The snow was about 18" deep and Team Lippmann had eventually given up and spooled out the winch line so they could begin turning around. Wil and I had travelled a few hundred metres farther. By that point, the only way I could keep going forward was to go back one truck length and then go forward, chewing my way to two truck lengths. It was slow going and I knew I'd overheat my engine if I kept doing that. I radioed Wil to tell him we were going to turn around. While I was waiting for his reply (in the form of a veiled insult), I idly goofed around, seeing how slowly I could turn my wheels by riding the brakes and applying just enough throttle to overcome the brake pressure. To my amazement, the front tires began to pick their way up the snow wall they had just dug and then stayed on top of the snow pack. Wow! Wil had told me to go slow but I didn't think he meant THAT slow. This was a fantastic discovery, marred only by the fact that I had already admitted defeat and in so doing, I had sustained a few pecks to the head (sorry, you either get the metaphor or you don't).
Going at a super slow speed, the Jeep was able to stay on top of the snow and we soon caught up to Wil and Yaz.
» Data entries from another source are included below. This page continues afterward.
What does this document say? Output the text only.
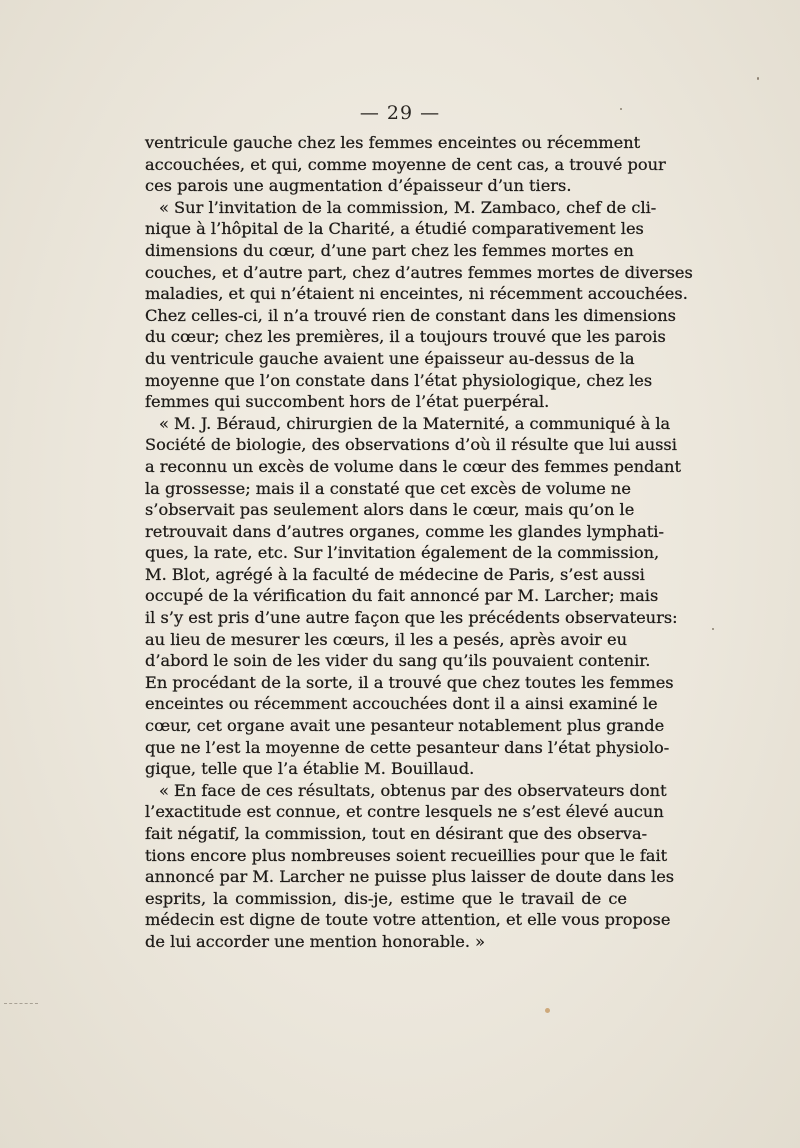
— 29 —
ventricule gauche chez les femmes enceintes ou récemment
accouchées, et qui, comme moyenne de cent cas, a trouvé pour
ces parois une augmentation d’épaisseur d’un tiers.
« Sur l’invitation de la commission, M. Zambaco, chef de cli-
nique à l’hôpital de la Charité, a étudié comparativement les
dimensions du cœur, d’une part chez les femmes mortes en
couches, et d’autre part, chez d’autres femmes mortes de diverses
maladies, et qui n’étaient ni enceintes, ni récemment accouchées.
Chez celles-ci, il n’a trouvé rien de constant dans les dimensions
du cœur; chez les premières, il a toujours trouvé que les parois
du ventricule gauche avaient une épaisseur au-dessus de la
moyenne que l’on constate dans l’état physiologique, chez les
femmes qui succombent hors de l’état puerpéral.
« M. J. Béraud, chirurgien de la Maternité, a communiqué à la
Société de biologie, des observations d’où il résulte que lui aussi
a reconnu un excès de volume dans le cœur des femmes pendant
la grossesse; mais il a constaté que cet excès de volume ne
s’observait pas seulement alors dans le cœur, mais qu’on le
retrouvait dans d’autres organes, comme les glandes lymphati-
ques, la rate, etc. Sur l’invitation également de la commission,
M. Blot, agrégé à la faculté de médecine de Paris, s’est aussi
occupé de la vérification du fait annoncé par M. Larcher; mais
il s’y est pris d’une autre façon que les précédents observateurs:
au lieu de mesurer les cœurs, il les a pesés, après avoir eu
d’abord le soin de les vider du sang qu’ils pouvaient contenir.
En procédant de la sorte, il a trouvé que chez toutes les femmes
enceintes ou récemment accouchées dont il a ainsi examiné le
cœur, cet organe avait une pesanteur notablement plus grande
que ne l’est la moyenne de cette pesanteur dans l’état physiolo-
gique, telle que l’a établie M. Bouillaud.
« En face de ces résultats, obtenus par des observateurs dont
l’exactitude est connue, et contre lesquels ne s’est élevé aucun
fait négatif, la commission, tout en désirant que des observa-
tions encore plus nombreuses soient recueillies pour que le fait
annoncé par M. Larcher ne puisse plus laisser de doute dans les
esprits, la commission, dis-je, estime que le travail de ce
médecin est digne de toute votre attention, et elle vous propose
de lui accorder une mention honorable. »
The cool thing was that if I used too much gas, the Jeep would immediately dig straight down, but I could easily climb out of the hole again by using slow wheel speed. Seeing how well that technique worked with 8psi in the tires, I made a mental annotation on my todo list: install those bead locks that you've had sitting in your garage for the past 3 months!
We drove farther before deciding it would be rude (although mildly amusing) to abandon the Lippmanns and so we turned around. Now that I had the knack of floating on snow, turning around was dead easy. Wil was in the lead when I heard a weird squeaking come from under my Jeep. It sounded like it was rotational. I stopped and had a look underneath. I found a large branch jammed into my transfer case skid plate which might've been rubbing against my rear drive shaft. I removed it, hopped back in, and off we went. And there was that squeaking noise again. I stopped again and looked at the front axle. Uh-oh, the passenger side u-joint was broken and the outer axle shaft ear was badly bent. That was my first broken u-joint and first axle shaft damage since I bought my Jeep back in 1993! Not bad, considering that I'm running axles from a 1978 Scout. I unlocked the hubs, shifted it into 2wd low, and continued on. I was extra careful to use very, very little throttle now that I was limited to 2wd. I was following the tracks we had made coming in, so the snow was packed down and firm enough that we didn't break through the surface. After collecting the Lippmanns, we continued on our way back to the pavement, had dinner at Rocko's in Mission (highly recommended!) and then headed home. We never did make it to the "meeting place."
A big thank you to the folks at HOT4x4 who have established a well-deserved reputation for putting on a lot of fun 4x4 events. We had a great time, as usual.